Zu allem Überfluss verschlechtert sich durch das „Tablettenexperiment“ der Gesundheitszustand von Stefan immer mehr. Sein Köper juckt ständig und ein Ganz-Körper-Ausschlag erschweren ihm das Leben zusätzlich! Wegen er restlichen Sorgen nimmt Stefan das Desaster nicht so richtig wahr, aber Frau Dr. Engel macht sich über ihn große Sorgen. Stefan kündigt ihr den Vertrags - Austritt an, was aber juristisch nicht möglich war.
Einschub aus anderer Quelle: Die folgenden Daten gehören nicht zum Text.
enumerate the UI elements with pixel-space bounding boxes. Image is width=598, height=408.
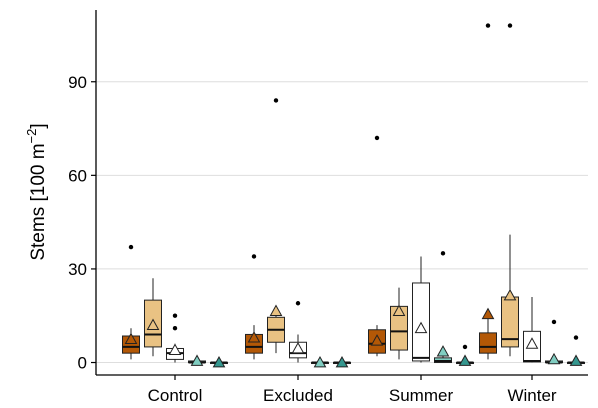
y-tick-label-60: 60 (68, 166, 87, 185)
box-0-2 (368, 135, 386, 357)
x-tick-label-0: Control (148, 386, 203, 405)
box-1-3 (501, 23, 519, 357)
x-ticks: Control Excluded Summer Winter (148, 375, 557, 405)
box-3-2 (434, 251, 452, 364)
box-4-3 (567, 335, 585, 366)
y-axis-label-superscript: −2 (24, 129, 39, 144)
box-series (122, 23, 585, 368)
mean-marker (392, 304, 406, 316)
outlier-0 (295, 301, 301, 306)
outlier-0 (374, 135, 380, 141)
outlier-0 (485, 23, 491, 28)
y-axis-label: Stems [100 m−2] (24, 123, 49, 260)
mean-marker (547, 352, 561, 365)
outlier-1 (172, 313, 178, 318)
box-4-2 (456, 344, 474, 366)
y-tick-label-30: 30 (68, 260, 87, 279)
mean-marker (212, 355, 226, 368)
box-0-1 (245, 254, 263, 360)
outlier-0 (273, 98, 279, 103)
outlier-0 (128, 244, 134, 250)
x-tick-label-2: Summer (389, 386, 454, 405)
box-body (479, 332, 497, 354)
box-3-3 (545, 319, 563, 365)
mean-marker (525, 337, 539, 349)
y-tick-label-90: 90 (68, 73, 87, 92)
mean-marker (168, 343, 182, 355)
box-3-0 (188, 354, 206, 366)
box-0-0 (122, 244, 140, 360)
outlier-0 (573, 335, 579, 340)
y-axis-label-close: ] (28, 123, 49, 128)
outlier-0 (551, 319, 557, 325)
axes (95, 10, 588, 376)
outlier-0 (507, 23, 513, 28)
y-axis-label-main: Stems [100 m (28, 143, 49, 260)
mean-marker (146, 318, 160, 330)
mean-marker (503, 288, 517, 301)
y-ticks: 0 30 60 90 (68, 73, 96, 373)
box-2-0 (166, 313, 184, 363)
box-1-0 (144, 278, 162, 357)
y-tick-label-0: 0 (78, 354, 87, 373)
box-4-0 (210, 355, 228, 368)
mean-marker (569, 354, 583, 366)
box-2-2 (412, 256, 430, 363)
mean-marker (124, 332, 138, 345)
mean-marker (458, 354, 472, 366)
outlier-0 (251, 254, 257, 259)
box-2-1 (289, 301, 307, 363)
x-tick-label-3: Winter (507, 386, 556, 405)
box-0-3 (479, 23, 497, 360)
outlier-0 (172, 326, 178, 331)
mean-marker (190, 354, 204, 366)
mean-marker (313, 355, 327, 368)
mean-marker (247, 331, 261, 343)
mean-marker (291, 341, 305, 354)
mean-marker (269, 304, 283, 316)
x-tick-label-1: Excluded (263, 386, 333, 405)
mean-marker (481, 307, 495, 320)
box-2-3 (523, 297, 541, 363)
box-4-1 (333, 355, 351, 368)
box-1-2 (390, 287, 408, 360)
box-1-1 (267, 98, 285, 354)
outlier-0 (462, 344, 468, 350)
mean-marker (335, 355, 349, 368)
box-3-1 (311, 355, 329, 368)
outlier-0 (440, 251, 446, 256)
mean-marker (436, 345, 450, 357)
mean-marker (370, 334, 384, 346)
mean-marker (414, 321, 428, 334)
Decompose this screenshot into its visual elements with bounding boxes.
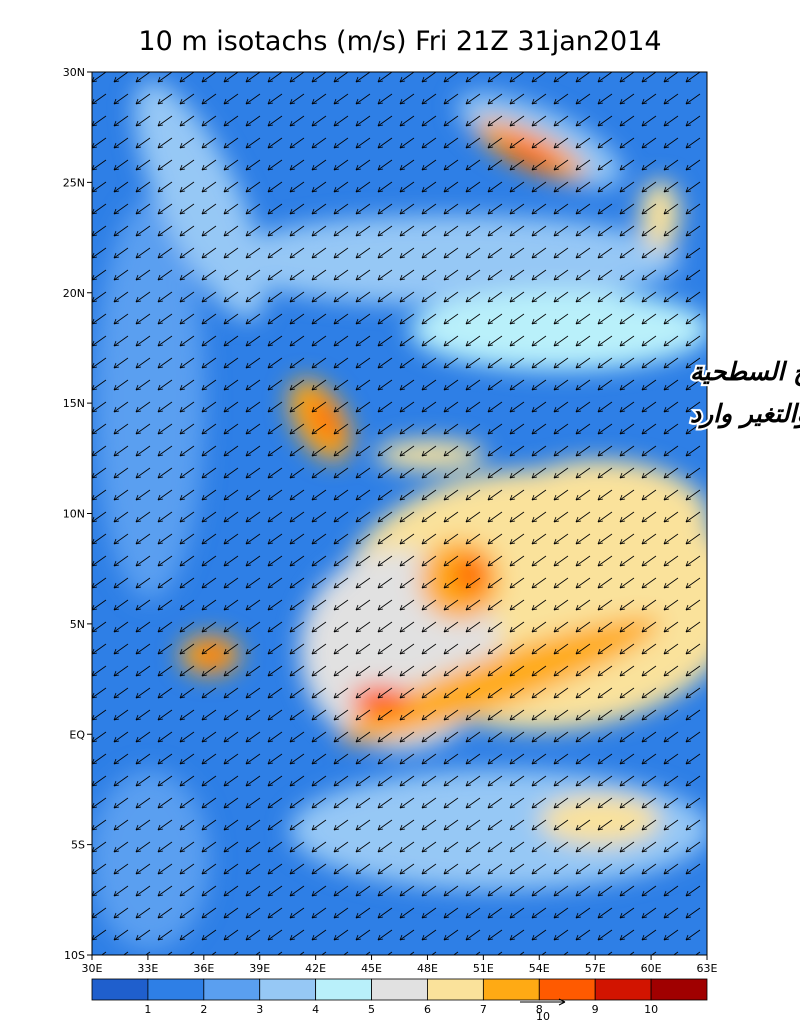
colorbar-label: 3 xyxy=(256,1003,263,1016)
colorbar-label: 8 xyxy=(536,1003,543,1016)
colorbar-swatch xyxy=(147,978,205,1001)
colorbar-swatch xyxy=(427,978,484,1001)
x-tick-label: 48E xyxy=(417,962,438,975)
colorbar-swatch xyxy=(91,978,149,1001)
y-tick-label: 25N xyxy=(63,176,85,189)
reference-vector-label: 10 xyxy=(536,1010,550,1023)
colorbar-swatch xyxy=(203,978,261,1001)
colorbar-swatch xyxy=(650,978,708,1001)
colorbar-label: 7 xyxy=(480,1003,487,1016)
colorbar-label: 1 xyxy=(144,1003,151,1016)
title: 10 m isotachs (m/s) Fri 21Z 31jan2014 xyxy=(138,26,661,57)
x-tick-label: 51E xyxy=(473,962,494,975)
annotation: =تحديث الرياح السطحية =31يناير والتغير وا… xyxy=(688,355,800,431)
colorbar: 1 2 3 4 5 6 7 8 9 10 10 xyxy=(91,978,708,1023)
colorbar-label: 9 xyxy=(592,1003,599,1016)
annotation-line: =تحديث الرياح السطحية xyxy=(690,357,800,387)
x-tick-label: 57E xyxy=(585,962,606,975)
colorbar-swatch xyxy=(594,978,652,1001)
x-tick-label: 60E xyxy=(641,962,662,975)
y-tick-label: 5N xyxy=(70,618,85,631)
colorbar-label: 6 xyxy=(424,1003,431,1016)
y-tick-label: 20N xyxy=(63,287,85,300)
x-tick-label: 33E xyxy=(137,962,158,975)
y-tick-label: 10N xyxy=(63,508,85,521)
colorbar-swatch xyxy=(538,978,596,1001)
y-tick-label: 5S xyxy=(71,839,85,852)
x-tick-label: 42E xyxy=(305,962,326,975)
y-tick-label: 10S xyxy=(64,949,85,962)
x-tick-label: 63E xyxy=(697,962,718,975)
colorbar-label: 2 xyxy=(200,1003,207,1016)
axes: 30E 33E 36E 39E 42E 45E 48E 51E 54E 57E 60E 63E 30N 2… xyxy=(63,66,718,975)
colorbar-swatch xyxy=(482,978,540,1001)
x-tick-label: 39E xyxy=(249,962,270,975)
colorbar-swatch xyxy=(371,978,428,1001)
x-tick-label: 30E xyxy=(82,962,103,975)
colorbar-label: 5 xyxy=(368,1003,375,1016)
colorbar-swatch xyxy=(259,978,317,1001)
y-tick-label: 30N xyxy=(63,66,85,79)
x-tick-label: 36E xyxy=(193,962,214,975)
wind-field xyxy=(92,72,707,955)
colorbar-swatch xyxy=(315,978,372,1001)
reference-arrowhead xyxy=(558,998,566,1006)
colorbar-label: 4 xyxy=(312,1003,319,1016)
annotation-line: =31يناير والتغير وارد xyxy=(690,399,800,429)
colorbar-label: 10 xyxy=(644,1003,658,1016)
x-tick-label: 54E xyxy=(529,962,550,975)
y-tick-label: EQ xyxy=(69,728,85,741)
y-tick-label: 15N xyxy=(63,397,85,410)
x-tick-label: 45E xyxy=(361,962,382,975)
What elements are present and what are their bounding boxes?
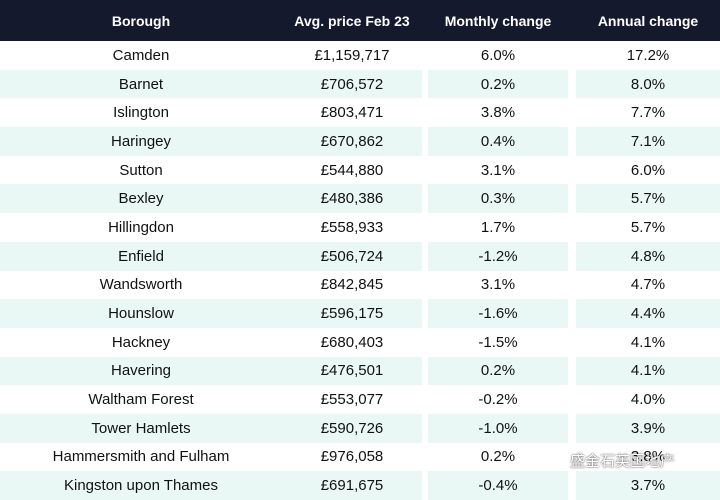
cell-avg-price: £670,862 <box>282 127 422 156</box>
cell-annual-change: 17.2% <box>626 46 670 64</box>
cell-borough: Kingston upon Thames <box>0 471 282 500</box>
cell-monthly-change: 1.7% <box>480 218 516 236</box>
cell-annual-change: 4.1% <box>576 356 720 386</box>
cell-annual-change: 4.8% <box>576 241 720 271</box>
table-row: Hounslow £596,175 -1.6% 4.4% <box>0 299 720 328</box>
cell-avg-price: £506,724 <box>282 241 422 271</box>
table-row: Barnet £706,572 0.2% 8.0% <box>0 69 720 99</box>
table-row: Sutton £544,880 3.1% 6.0% <box>0 155 720 185</box>
cell-annual-change: 3.9% <box>576 413 720 443</box>
cell-annual-change: 5.7% <box>630 218 666 236</box>
cell-borough: Hammersmith and Fulham <box>52 448 230 466</box>
cell-borough: Bexley <box>0 184 282 214</box>
table-row: Camden £1,159,717 6.0% 17.2% <box>0 41 720 70</box>
cell-annual-change: 7.7% <box>630 104 666 122</box>
table-row: Bexley £480,386 0.3% 5.7% <box>0 184 720 214</box>
cell-borough: Hackney <box>111 333 171 351</box>
cell-avg-price: £680,403 <box>320 333 384 351</box>
cell-avg-price: £842,845 <box>320 276 384 294</box>
table-row: Haringey £670,862 0.4% 7.1% <box>0 127 720 156</box>
header-annual-change: Annual change <box>597 12 699 29</box>
cell-monthly-change: 3.1% <box>480 276 516 294</box>
cell-monthly-change: 0.4% <box>428 127 568 156</box>
cell-annual-change: 6.0% <box>630 161 666 179</box>
cell-avg-price: £596,175 <box>282 299 422 328</box>
cell-borough: Hounslow <box>0 299 282 328</box>
cell-monthly-change: -1.0% <box>428 413 568 443</box>
cell-monthly-change: -0.2% <box>478 391 518 409</box>
cell-annual-change: 4.1% <box>630 333 666 351</box>
cell-monthly-change: -1.6% <box>428 299 568 328</box>
cell-avg-price: £553,077 <box>320 391 384 409</box>
cell-annual-change: 4.0% <box>630 391 666 409</box>
cell-borough: Barnet <box>0 69 282 99</box>
header-monthly-change: Monthly change <box>444 12 552 29</box>
cell-borough: Islington <box>113 104 169 122</box>
cell-borough: Hillingdon <box>108 218 174 236</box>
cell-borough: Camden <box>112 46 170 64</box>
header-avg-price: Avg. price Feb 23 <box>294 12 410 29</box>
cell-annual-change: 5.7% <box>576 184 720 214</box>
cell-avg-price: £558,933 <box>320 218 384 236</box>
cell-monthly-change: 0.2% <box>428 356 568 386</box>
table-row: Enfield £506,724 -1.2% 4.8% <box>0 241 720 271</box>
table-row: Hackney £680,403 -1.5% 4.1% <box>0 327 720 357</box>
cell-annual-change: 4.4% <box>576 299 720 328</box>
wechat-icon <box>538 451 564 470</box>
cell-annual-change: 8.0% <box>576 69 720 99</box>
watermark: 盛金石英国地产 <box>538 450 675 471</box>
cell-monthly-change: -1.5% <box>478 333 518 351</box>
cell-monthly-change: 3.8% <box>480 104 516 122</box>
table-row: Islington £803,471 3.8% 7.7% <box>0 98 720 128</box>
cell-monthly-change: 6.0% <box>480 46 516 64</box>
cell-avg-price: £976,058 <box>320 448 384 466</box>
table-row: Tower Hamlets £590,726 -1.0% 3.9% <box>0 413 720 443</box>
table-body: Camden £1,159,717 6.0% 17.2% Barnet £706,572 0… <box>0 41 720 500</box>
cell-borough: Enfield <box>0 241 282 271</box>
cell-monthly-change: 0.2% <box>480 448 516 466</box>
cell-borough: Sutton <box>119 161 163 179</box>
header-borough: Borough <box>111 12 171 29</box>
cell-annual-change: 7.1% <box>576 127 720 156</box>
cell-borough: Waltham Forest <box>88 391 194 409</box>
cell-borough: Tower Hamlets <box>0 413 282 443</box>
table-row: Kingston upon Thames £691,675 -0.4% 3.7% <box>0 471 720 500</box>
cell-avg-price: £803,471 <box>320 104 384 122</box>
cell-borough: Havering <box>0 356 282 386</box>
cell-monthly-change: -0.4% <box>428 471 568 500</box>
cell-avg-price: £691,675 <box>282 471 422 500</box>
cell-avg-price: £590,726 <box>282 413 422 443</box>
cell-avg-price: £706,572 <box>282 69 422 99</box>
table-row: Wandsworth £842,845 3.1% 4.7% <box>0 270 720 300</box>
cell-monthly-change: 3.1% <box>480 161 516 179</box>
table-row: Havering £476,501 0.2% 4.1% <box>0 356 720 386</box>
cell-annual-change: 3.8% <box>630 448 666 466</box>
cell-annual-change: 3.7% <box>576 471 720 500</box>
cell-annual-change: 4.7% <box>630 276 666 294</box>
table-row: Hillingdon £558,933 1.7% 5.7% <box>0 213 720 242</box>
cell-borough: Wandsworth <box>99 276 183 294</box>
cell-avg-price: £476,501 <box>282 356 422 386</box>
cell-avg-price: £480,386 <box>282 184 422 214</box>
table-header: Borough Avg. price Feb 23 Monthly change… <box>0 0 720 41</box>
cell-monthly-change: -1.2% <box>428 241 568 271</box>
cell-avg-price: £1,159,717 <box>314 46 390 64</box>
table-row: Hammersmith and Fulham £976,058 0.2% 3.8% <box>0 442 720 472</box>
cell-monthly-change: 0.2% <box>428 69 568 99</box>
cell-borough: Haringey <box>0 127 282 156</box>
watermark-text: 盛金石英国地产 <box>570 453 676 470</box>
cell-monthly-change: 0.3% <box>428 184 568 214</box>
table-row: Waltham Forest £553,077 -0.2% 4.0% <box>0 385 720 414</box>
cell-avg-price: £544,880 <box>320 161 384 179</box>
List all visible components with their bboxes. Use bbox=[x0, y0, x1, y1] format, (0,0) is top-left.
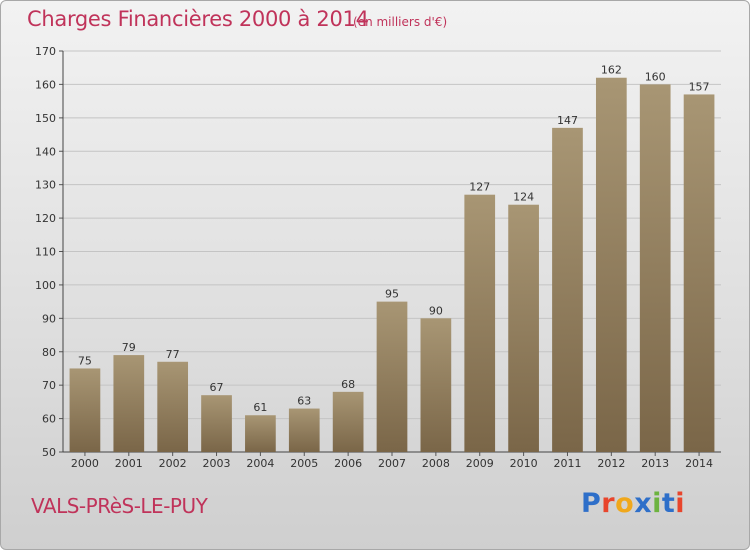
y-tick-label: 90 bbox=[42, 312, 56, 325]
data-label: 124 bbox=[513, 191, 534, 204]
bar bbox=[376, 301, 408, 452]
data-label: 77 bbox=[166, 348, 180, 361]
chart-title: Charges Financières 2000 à 2014 bbox=[27, 7, 369, 31]
axis-layer: 50 60 70 80 90 100 110 120 130 140 150 160 170 2000 20… bbox=[35, 45, 721, 470]
bar bbox=[201, 395, 232, 452]
x-tick-label: 2014 bbox=[685, 457, 713, 470]
bar bbox=[245, 415, 276, 452]
y-tick-label: 120 bbox=[35, 212, 56, 225]
x-tick-label: 2010 bbox=[510, 457, 538, 470]
commune-name: VALS-PRèS-LE-PUY bbox=[31, 494, 208, 518]
bar bbox=[639, 84, 671, 453]
bar bbox=[683, 94, 715, 453]
y-tick-label: 160 bbox=[35, 78, 56, 91]
y-tick-label: 60 bbox=[42, 413, 56, 426]
bar bbox=[552, 127, 583, 452]
y-tick-label: 80 bbox=[42, 346, 56, 359]
bar bbox=[464, 194, 496, 453]
label-layer: 75 79 77 67 61 63 68 95 90 127 124 147 162 160 157 bbox=[78, 64, 710, 415]
x-tick-label: 2013 bbox=[641, 457, 669, 470]
bar bbox=[508, 204, 539, 452]
x-tick-label: 2000 bbox=[71, 457, 99, 470]
data-label: 127 bbox=[469, 181, 490, 194]
data-label: 75 bbox=[78, 354, 92, 367]
x-tick-label: 2001 bbox=[115, 457, 143, 470]
logo-letter: x bbox=[634, 488, 653, 519]
bar-layer bbox=[69, 77, 715, 453]
bar bbox=[113, 355, 145, 452]
data-label: 162 bbox=[601, 64, 622, 77]
x-tick-label: 2006 bbox=[334, 457, 362, 470]
logo-letter: o bbox=[615, 488, 635, 519]
data-label: 79 bbox=[122, 341, 136, 354]
data-label: 68 bbox=[341, 378, 355, 391]
x-tick-label: 2003 bbox=[203, 457, 231, 470]
y-tick-label: 110 bbox=[35, 246, 56, 259]
bar bbox=[420, 318, 452, 452]
data-label: 160 bbox=[645, 70, 666, 83]
x-tick-label: 2009 bbox=[466, 457, 494, 470]
chart-subtitle: (en milliers d'€) bbox=[353, 15, 448, 29]
y-tick-label: 170 bbox=[35, 45, 56, 58]
x-tick-label: 2005 bbox=[290, 457, 318, 470]
logo-letter: r bbox=[601, 488, 616, 519]
x-tick-label: 2011 bbox=[553, 457, 581, 470]
bar bbox=[595, 77, 627, 452]
y-tick-label: 130 bbox=[35, 179, 56, 192]
bar bbox=[288, 408, 320, 452]
logo-letter: t bbox=[661, 488, 676, 519]
x-tick-label: 2004 bbox=[246, 457, 274, 470]
y-tick-label: 150 bbox=[35, 112, 56, 125]
data-label: 67 bbox=[210, 381, 224, 394]
x-tick-label: 2008 bbox=[422, 457, 450, 470]
proxiti-logo[interactable]: Proxiti bbox=[581, 488, 685, 519]
bar bbox=[332, 391, 364, 452]
logo-letter: i bbox=[675, 488, 686, 519]
data-label: 95 bbox=[385, 288, 399, 301]
data-label: 61 bbox=[253, 401, 267, 414]
y-tick-label: 70 bbox=[42, 379, 56, 392]
x-tick-label: 2002 bbox=[159, 457, 187, 470]
data-label: 63 bbox=[297, 395, 311, 408]
y-tick-label: 140 bbox=[35, 145, 56, 158]
logo-letter: P bbox=[581, 488, 602, 519]
logo-letter: i bbox=[652, 488, 662, 519]
data-label: 157 bbox=[689, 80, 710, 93]
y-tick-label: 50 bbox=[42, 446, 56, 459]
data-label: 90 bbox=[429, 304, 443, 317]
x-tick-label: 2012 bbox=[597, 457, 625, 470]
x-tick-label: 2007 bbox=[378, 457, 406, 470]
data-label: 147 bbox=[557, 114, 578, 127]
y-tick-label: 100 bbox=[35, 279, 56, 292]
bar bbox=[69, 368, 101, 452]
bar bbox=[157, 361, 189, 452]
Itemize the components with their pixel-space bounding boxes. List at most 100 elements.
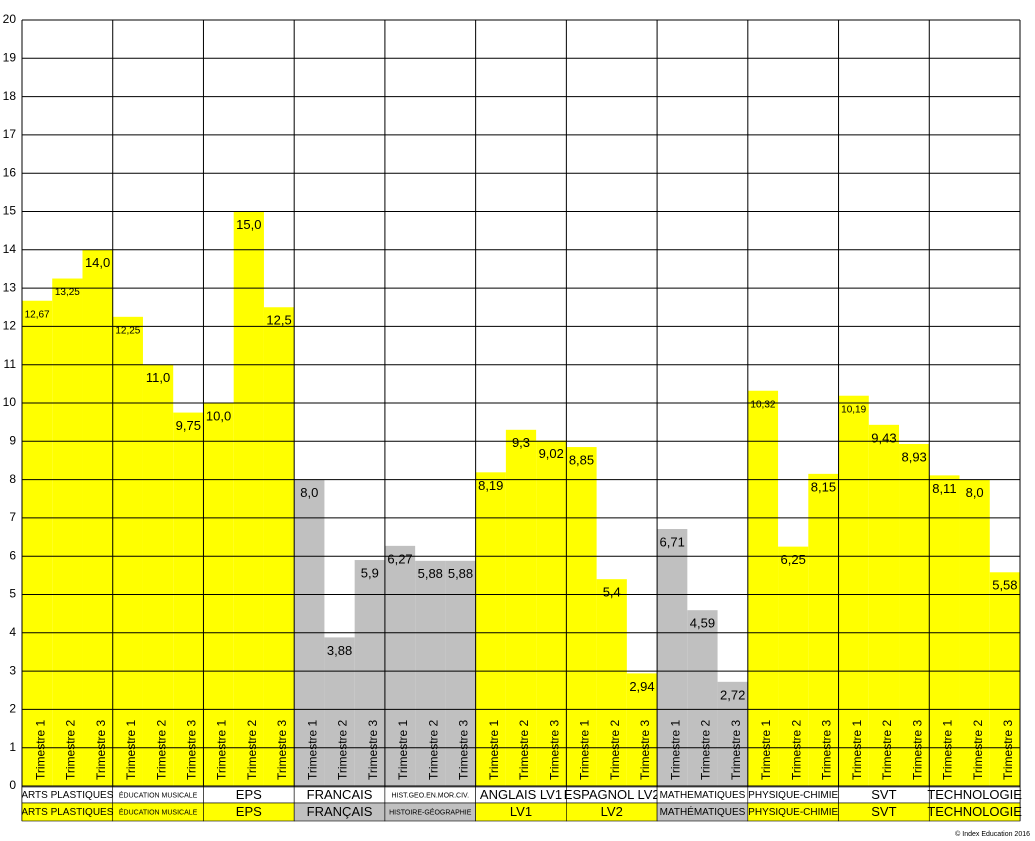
value-label: 3,88	[327, 643, 352, 658]
category-label: Trimestre 1	[305, 719, 319, 780]
y-tick-label: 0	[9, 778, 16, 792]
y-tick-label: 17	[3, 127, 17, 141]
category-label: Trimestre 2	[789, 719, 803, 780]
subject-sublabel: MATHÉMATIQUES	[660, 805, 746, 818]
y-tick-label: 13	[3, 280, 17, 294]
subject-sublabel: LV1	[510, 804, 532, 819]
value-label: 14,0	[85, 255, 110, 270]
category-label: Trimestre 1	[396, 719, 410, 780]
value-label: 2,94	[629, 679, 654, 694]
category-label: Trimestre 3	[275, 719, 289, 780]
category-label: Trimestre 3	[185, 719, 199, 780]
bar	[52, 278, 83, 786]
category-label: Trimestre 2	[426, 719, 440, 780]
value-label: 9,75	[176, 418, 201, 433]
value-label: 12,5	[266, 313, 291, 328]
value-label: 6,27	[387, 551, 412, 566]
category-label: Trimestre 2	[608, 719, 622, 780]
category-label: Trimestre 2	[699, 719, 713, 780]
y-tick-label: 1	[9, 740, 16, 754]
subject-sublabel: HISTOIRE-GÉOGRAPHIE	[389, 807, 472, 816]
value-label: 8,15	[811, 479, 836, 494]
y-tick-label: 16	[3, 165, 17, 179]
category-label: Trimestre 2	[64, 719, 78, 780]
value-label: 8,0	[966, 485, 984, 500]
value-label: 5,58	[992, 578, 1017, 593]
y-tick-label: 18	[3, 89, 17, 103]
subject-label: SVT	[871, 787, 896, 802]
bar	[717, 681, 748, 786]
bar	[263, 307, 295, 786]
category-label: Trimestre 2	[880, 719, 894, 780]
bar	[173, 412, 204, 786]
category-label: Trimestre 1	[578, 719, 592, 780]
subject-label: FRANCAIS	[307, 787, 373, 802]
value-label: 10,0	[206, 408, 231, 423]
bar	[626, 673, 658, 786]
bar	[566, 447, 597, 786]
value-label: 9,02	[539, 446, 564, 461]
bar	[112, 316, 143, 786]
value-label: 8,85	[569, 452, 594, 467]
bar	[868, 424, 900, 786]
subject-label: ARTS PLASTIQUES	[21, 790, 113, 801]
bar	[838, 395, 869, 786]
category-label: Trimestre 2	[517, 719, 531, 780]
bar	[415, 560, 446, 786]
value-label: 5,4	[603, 585, 621, 600]
value-label: 6,71	[660, 534, 685, 549]
bar	[233, 211, 264, 786]
category-label: Trimestre 3	[638, 719, 652, 780]
bar	[778, 546, 809, 786]
bar	[324, 637, 355, 786]
value-label: 2,72	[720, 687, 745, 702]
y-tick-label: 14	[3, 242, 17, 256]
subject-sublabel: PHYSIQUE-CHIMIE	[748, 807, 838, 818]
value-label: 8,19	[478, 478, 503, 493]
value-label: 13,25	[55, 287, 80, 298]
y-tick-label: 3	[9, 663, 16, 677]
category-label: Trimestre 3	[94, 719, 108, 780]
subject-label: EPS	[236, 787, 262, 802]
bar	[596, 579, 627, 786]
bar	[354, 560, 385, 786]
bar	[475, 472, 506, 786]
value-label: 9,3	[512, 435, 530, 450]
subject-sublabel: EPS	[236, 804, 262, 819]
value-label: 8,11	[932, 481, 956, 496]
value-label: 15,0	[236, 217, 261, 232]
y-tick-label: 5	[9, 587, 16, 601]
bar	[899, 443, 930, 786]
y-tick-label: 6	[9, 548, 16, 562]
y-tick-label: 2	[9, 702, 16, 716]
copyright: © Index Education 2016	[955, 830, 1030, 838]
category-label: Trimestre 2	[971, 719, 985, 780]
subject-label: ANGLAIS LV1	[480, 787, 562, 802]
category-label: Trimestre 1	[124, 719, 138, 780]
subject-label: HIST.GEO.EN.MOR.CIV.	[391, 792, 469, 799]
y-tick-label: 8	[9, 472, 16, 486]
category-label: Trimestre 3	[729, 719, 743, 780]
y-tick-label: 12	[3, 319, 17, 333]
subject-sublabel: LV2	[601, 804, 623, 819]
y-tick-label: 20	[3, 12, 17, 26]
subject-sublabel: FRANÇAIS	[307, 804, 373, 819]
category-label: Trimestre 1	[668, 719, 682, 780]
category-label: Trimestre 2	[245, 719, 259, 780]
value-label: 9,43	[871, 430, 896, 445]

Schwer gezeichnet vom Alkohol und den Tabletten kommt der der Großbauer Hermann Fretter und „seine Paula“ nach einem anscheinend turbulenten „Hochzeitskleidkauf“ nach Hause und schlafen auf der Coach im Wohnzimmer nebeneinander ein - Paula bekleidet mit dem schönen weißten Hochzeitskleid. Pächter Ing. Gerd Knappsack siehst sie am Morgen als Erster und kann das Ganze gar nicht fassen. Danach betritt Dr. Engel die Bühne und bildet sich ein, dass Paul durch die Tabletten einer Geschlechtsumwandlung zum Opfer fiel. Und dann kommt Fretters Ehefrau, sieht die Beiden und ist alles andere als begeistert. Doch weil sie den „Wedding Planer“ für diesen Tag bestellt hat, versucht sie, die Stimmung nicht aufzuheizen. Doch der Auftritt von Jean von Valentin war wegen neuerlicher Meinungsunterschiede nur von kurzer Dauer. Wild gestikulierend verlies Jean die Wohnung! Und auch Pauls Freundin Sonja hält das alles nicht mehr aus und verlässt ihren Paul. Und um die ganze Geschichte nicht noch mehr eskalieren zu lassen, kommen Stefan und Paul auf die Idee, sich vor ihren Eltern zum Schein zu schlagen und damit dieser „Pseudo – Beziehung“ ein Ende zu bereiten. Paul(a) erklärt noch dazu Frau Fretter, dass ihr Mann ein Auge auf sie geworfen hat. Zu allem Überdruss kommt auch noch der Vermieter und schreit sich die Seele aus dem Leib, weil jemand ins Stiegenhaus „gespien“ hat. So spielen sich gleich mehrere Kriege auf der Bühne gleichzeitig ab! Die Familie Fretter und der Hausverwalter verlassen die Wohnung, und so stehen Paul und Stefan wieder allein in ihrer Studentenwohnung. Zu guter Letzt erscheint noch einmal Dr. Frauke Engel, die noch immer der Meinung ist, dass Paul eine Geschlechtsumwandlung erlitten hat, und bietet den Beiden die Kündigung des Tabletten – Testprogrammes, mitsamt einer saftigen Belohnung an, mit der Auflage, nicht gegen den Pharma- Konzern zu klagen. Dieses Angebot wird von Beiden sehr gerne angenommen. Und so gibt es für Stefan und Paul zu guter Letzt doch noch ein relativ gutes Ende der Komödie!